Who Works Outdoor Jobs?

No matter what your background, there’s probably a job waiting for you at one of our country’s parks, forests, or refuges. Or you could work for one of the many park concessioners who supply visitor services such as lodging, food, tours, and other recreational activities.

Outdoor Jobs Cater to a Wide Range of People

What kind of people work in the outdoors? Truly a variety.


The outdoors yields a tremendous amount of summer jobs for college students. Every summer, students by the thousands are hired for firefighting, surveying, trail maintenance, and many other types of work. Responsibilities range from complex tasks requiring technical qualifications -such as smokejumping and hydrology – to unskilled work like food service, clerical, or public relations jobs. In addition, many government agencies sponsor internship programs for students interested in natural sciences careers.

Those in Transition

Of course, you don’t have to be a college student to work in the outdoors. Many seasonal workers are taking a break from their office jobs, contemplating career changes, or simply spending a summer in a beautiful setting.

Skilled Career Employees

The cores of the U.S. Forest Service, National Park Service, and other government agencies are made up of career professionals with special expertise or experience in managing wildlife and natural resources. These include scientists, technicians, administrators, and other specialists – most of them career-track employees with college degrees in natural sciences. Most started their outdoor careers as interns, volunteers, or summer workers while in college.


All the agencies administering public lands have active volunteer programs that attract people of all ages and backgrounds. Volunteer assistance is needed for everything from trail maintenance to public education and can lead to paid positions.

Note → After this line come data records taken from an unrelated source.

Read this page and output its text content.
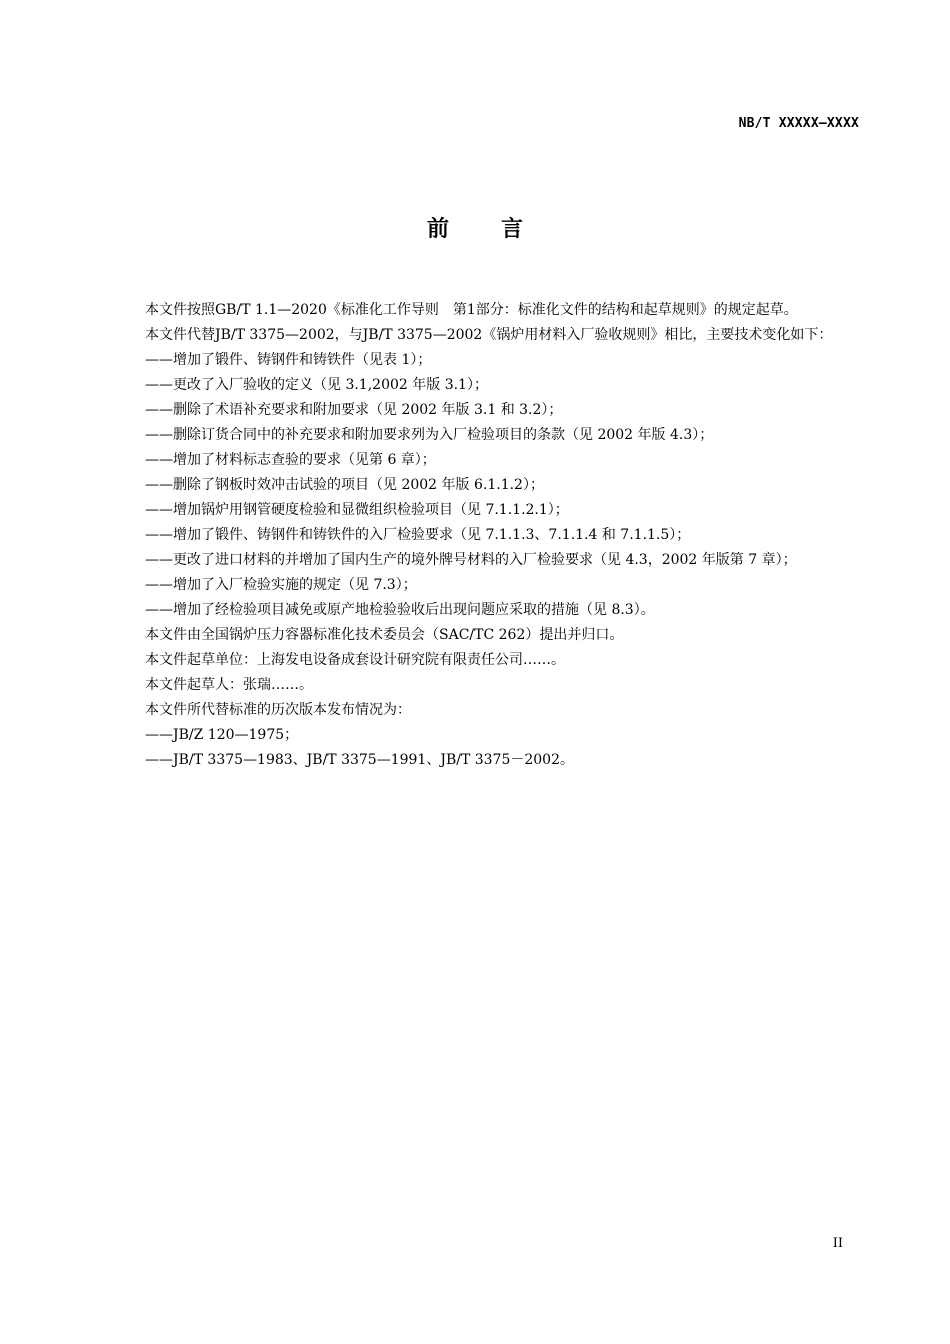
NB/T XXXXX—XXXX
前言

本文件按照GB/T 1.1—2020《标准化工作导则　第1部分：标准化文件的结构和起草规则》的规定起草。

本文件代替JB/T 3375—2002，与JB/T 3375—2002《锅炉用材料入厂验收规则》相比，主要技术变化如下：

——增加了锻件、铸钢件和铸铁件（见表 1）；

——更改了入厂验收的定义（见 3.1,2002 年版 3.1）；

——删除了术语补充要求和附加要求（见 2002 年版 3.1 和 3.2）；

——删除订货合同中的补充要求和附加要求列为入厂检验项目的条款（见 2002 年版 4.3）；

——增加了材料标志查验的要求（见第 6 章）；

——删除了钢板时效冲击试验的项目（见 2002 年版 6.1.1.2）；

——增加锅炉用钢管硬度检验和显微组织检验项目（见 7.1.1.2.1）；

——增加了锻件、铸钢件和铸铁件的入厂检验要求（见 7.1.1.3、7.1.1.4 和 7.1.1.5）；

——更改了进口材料的并增加了国内生产的境外牌号材料的入厂检验要求（见 4.3，2002 年版第 7 章）；

——增加了入厂检验实施的规定（见 7.3）；

——增加了经检验项目减免或原产地检验验收后出现问题应采取的措施（见 8.3）。

本文件由全国锅炉压力容器标准化技术委员会（SAC/TC 262）提出并归口。

本文件起草单位：上海发电设备成套设计研究院有限责任公司……。

本文件起草人：张瑞……。

本文件所代替标准的历次版本发布情况为：

——JB/Z 120—1975；

——JB/T 3375—1983、JB/T 3375—1991、JB/T 3375－2002。

II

An increasing number of retired people are taking both volunteer and paid seasonal positions at state and national parks, particularly in the South and Southwest. The majority work as information specialists or tour guides and are hired by federal agencies, park concessioners, and state agencies. Many park campgrounds provide recreational vehicle hookups and other facilities as an incentive for these workers, many of whom schedule working stopovers into their travels.